Um detalhe operacional relevante: mercadorias que já haviam deixado o Brasil rumo aos Estados Unidos antes de 22 de julho não pagam a sobretaxa. Isso cria uma janela de algumas semanas em que o efeito real ainda não aparece nos números — o que embarcou antes segue com a regra antiga.
Quem está de fora e quem está na mira
A lista de exceções é maior do que se imaginava no início. Carne bovina e café — dois dos maiores itens da pauta exportadora brasileira para os EUA — ficaram fora. Ao longo de julho, os americanos ampliaram as isenções e retiraram mais de 2.100 produtos do alcance da medida, muitos deles insumos que a indústria americana não consegue substituir internamente.
Os setores efetivamente atingidos concentram-se em manufaturados: calçados, vestuário, autopeças, máquinas e equipamentos, material elétrico, produtos químicos, plásticos, madeira e rochas ornamentais. A Amcham estima o impacto em cerca de US$ 11 bilhões em exportações brasileiras.
Esse recorte diz algo importante. A tarifa poupou boa parte do agronegócio e mirou justamente a indústria de transformação — o segmento que emprega mais gente por dólar exportado e que tem menos margem para absorver custo.
Por que a conta não é tão simples quanto parece
Tarifa de importação é paga por quem importa, não por quem exporta. Na prática, o importador americano recolhe os 25% ao entrar com a mercadoria nos EUA. A partir daí, a conta é negociada entre as partes: ou o comprador americano repassa ao consumidor de lá, ou o exportador brasileiro reduz preço para não perder o cliente, ou os dois dividem o prejuízo. É por isso que economistas americanos vêm apontando que parte do custo dessas medidas recai sobre o próprio consumidor dos Estados Unidos.
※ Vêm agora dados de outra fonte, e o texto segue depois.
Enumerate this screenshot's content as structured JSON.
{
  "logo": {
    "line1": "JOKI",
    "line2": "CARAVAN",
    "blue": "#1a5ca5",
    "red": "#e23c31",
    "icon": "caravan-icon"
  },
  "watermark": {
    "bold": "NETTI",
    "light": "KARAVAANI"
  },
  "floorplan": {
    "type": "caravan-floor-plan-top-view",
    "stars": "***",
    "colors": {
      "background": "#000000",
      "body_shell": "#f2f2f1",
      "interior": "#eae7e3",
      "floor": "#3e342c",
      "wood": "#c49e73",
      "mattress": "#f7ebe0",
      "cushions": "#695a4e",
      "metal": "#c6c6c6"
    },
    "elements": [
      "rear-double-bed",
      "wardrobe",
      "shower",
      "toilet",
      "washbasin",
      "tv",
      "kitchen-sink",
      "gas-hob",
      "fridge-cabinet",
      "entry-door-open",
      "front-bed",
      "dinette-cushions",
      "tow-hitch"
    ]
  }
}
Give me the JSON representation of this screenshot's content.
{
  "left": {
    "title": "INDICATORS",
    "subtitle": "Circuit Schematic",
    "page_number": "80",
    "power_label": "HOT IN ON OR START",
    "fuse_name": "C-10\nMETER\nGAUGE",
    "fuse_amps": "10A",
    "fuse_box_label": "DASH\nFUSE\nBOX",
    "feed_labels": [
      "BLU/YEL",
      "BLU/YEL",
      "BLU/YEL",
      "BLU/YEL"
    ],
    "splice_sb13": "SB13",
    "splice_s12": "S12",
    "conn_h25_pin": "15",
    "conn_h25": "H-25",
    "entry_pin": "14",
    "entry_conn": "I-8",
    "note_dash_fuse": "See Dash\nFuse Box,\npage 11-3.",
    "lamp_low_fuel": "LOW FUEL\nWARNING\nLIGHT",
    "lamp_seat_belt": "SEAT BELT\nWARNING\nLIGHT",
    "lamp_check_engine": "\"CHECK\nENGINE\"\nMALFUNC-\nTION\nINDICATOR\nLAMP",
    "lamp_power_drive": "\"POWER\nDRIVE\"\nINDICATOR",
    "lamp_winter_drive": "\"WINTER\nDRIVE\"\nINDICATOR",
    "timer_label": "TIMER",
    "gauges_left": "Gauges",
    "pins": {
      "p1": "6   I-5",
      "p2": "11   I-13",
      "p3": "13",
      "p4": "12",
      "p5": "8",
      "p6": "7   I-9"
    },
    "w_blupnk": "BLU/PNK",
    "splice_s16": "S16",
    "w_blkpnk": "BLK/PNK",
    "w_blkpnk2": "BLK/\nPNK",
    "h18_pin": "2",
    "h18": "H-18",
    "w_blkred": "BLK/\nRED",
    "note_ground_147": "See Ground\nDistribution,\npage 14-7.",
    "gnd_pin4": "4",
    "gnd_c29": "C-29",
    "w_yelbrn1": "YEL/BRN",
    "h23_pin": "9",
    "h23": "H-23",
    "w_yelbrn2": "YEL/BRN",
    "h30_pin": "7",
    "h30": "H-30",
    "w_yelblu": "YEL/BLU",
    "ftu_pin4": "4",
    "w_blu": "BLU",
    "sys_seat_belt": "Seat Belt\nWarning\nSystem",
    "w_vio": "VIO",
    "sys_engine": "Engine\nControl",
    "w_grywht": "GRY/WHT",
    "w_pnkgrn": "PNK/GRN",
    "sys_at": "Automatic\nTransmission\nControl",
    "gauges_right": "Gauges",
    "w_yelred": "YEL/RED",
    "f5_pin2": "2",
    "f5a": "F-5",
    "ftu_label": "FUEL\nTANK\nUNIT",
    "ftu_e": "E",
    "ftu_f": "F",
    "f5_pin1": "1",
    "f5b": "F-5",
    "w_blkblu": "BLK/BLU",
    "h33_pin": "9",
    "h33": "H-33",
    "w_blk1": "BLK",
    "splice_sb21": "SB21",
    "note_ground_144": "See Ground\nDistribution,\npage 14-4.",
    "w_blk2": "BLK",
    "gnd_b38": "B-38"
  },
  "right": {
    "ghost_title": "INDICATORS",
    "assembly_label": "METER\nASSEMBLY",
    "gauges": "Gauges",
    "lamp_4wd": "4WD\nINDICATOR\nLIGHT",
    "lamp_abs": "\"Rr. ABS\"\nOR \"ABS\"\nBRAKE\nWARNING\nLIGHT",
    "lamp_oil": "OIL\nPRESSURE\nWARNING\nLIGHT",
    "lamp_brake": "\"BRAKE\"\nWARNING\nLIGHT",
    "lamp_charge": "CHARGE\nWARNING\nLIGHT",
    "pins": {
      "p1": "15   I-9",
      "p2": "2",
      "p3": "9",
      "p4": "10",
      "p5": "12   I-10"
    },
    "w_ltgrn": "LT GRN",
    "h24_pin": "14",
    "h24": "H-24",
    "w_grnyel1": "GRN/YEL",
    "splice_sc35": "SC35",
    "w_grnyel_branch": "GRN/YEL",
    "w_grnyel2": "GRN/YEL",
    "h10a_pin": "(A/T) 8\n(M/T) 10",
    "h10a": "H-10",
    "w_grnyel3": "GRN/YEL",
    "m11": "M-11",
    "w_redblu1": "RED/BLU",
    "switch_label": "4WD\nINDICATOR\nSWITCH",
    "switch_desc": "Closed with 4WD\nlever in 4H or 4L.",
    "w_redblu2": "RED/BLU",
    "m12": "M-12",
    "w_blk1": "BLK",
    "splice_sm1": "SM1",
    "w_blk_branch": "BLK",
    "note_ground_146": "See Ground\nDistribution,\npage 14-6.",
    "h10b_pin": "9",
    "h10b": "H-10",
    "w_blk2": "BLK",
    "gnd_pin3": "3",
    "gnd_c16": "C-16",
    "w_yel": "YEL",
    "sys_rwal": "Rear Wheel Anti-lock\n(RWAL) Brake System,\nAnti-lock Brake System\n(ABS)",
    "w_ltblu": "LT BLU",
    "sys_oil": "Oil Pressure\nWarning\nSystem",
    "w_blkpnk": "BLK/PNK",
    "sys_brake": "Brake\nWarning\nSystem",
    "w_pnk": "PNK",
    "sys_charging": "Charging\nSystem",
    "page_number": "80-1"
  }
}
Para o Brasil, o risco imediato não é o preço, é o volume. Se o produto brasileiro fica 25% mais caro na prateleira americana e existe um concorrente mexicano, vietnamita ou indiano sem essa sobretaxa, o comprador troca de fornecedor. Recuperar um contrato perdido é muito mais difícil do que perdê-lo.
Como isso afeta você
Se você não exporta nada, o efeito chega por três caminhos indiretos.
O primeiro é o câmbio. Menos dólares entrando por exportação tende a pressionar a moeda para cima, e dólar mais caro encarece combustível, eletrônicos, insumos importados e viagens ao exterior — inflação que aparece semanas depois, sem aviso.
O segundo é o emprego regional. As cadeias atingidas são concentradas geograficamente: calçados no Vale do Rio dos Sinos e em Franca, máquinas no interior paulista e em Santa Catarina, rochas ornamentais no Espírito Santo. Quem trabalha ou empreende nessas regiões sente antes de a estatística nacional registrar.
O terceiro é o mercado interno. Produto que não encontra comprador nos EUA pode ser redirecionado para o Brasil, aumentando a oferta local e pressionando preços para baixo em alguns segmentos. Para o consumidor, pode haver oportunidade pontual; para o produtor que já vendia aqui, é concorrência nova.
O que observar daqui pra frente
Três indicadores merecem acompanhamento nas próximas semanas. O primeiro são os dados de balança comercial de agosto e setembro, quando o efeito da janela de embarque terá se esgotado e os números passarão a refletir a tarifa de verdade. O segundo é a resposta brasileira: reciprocidade tarifária, questionamento na Organização Mundial do Comércio ou retomada de negociação são caminhos com consequências muito diferentes. O terceiro é o comportamento do dólar — é o termômetro mais rápido e o que mais depressa chega ao seu bolso.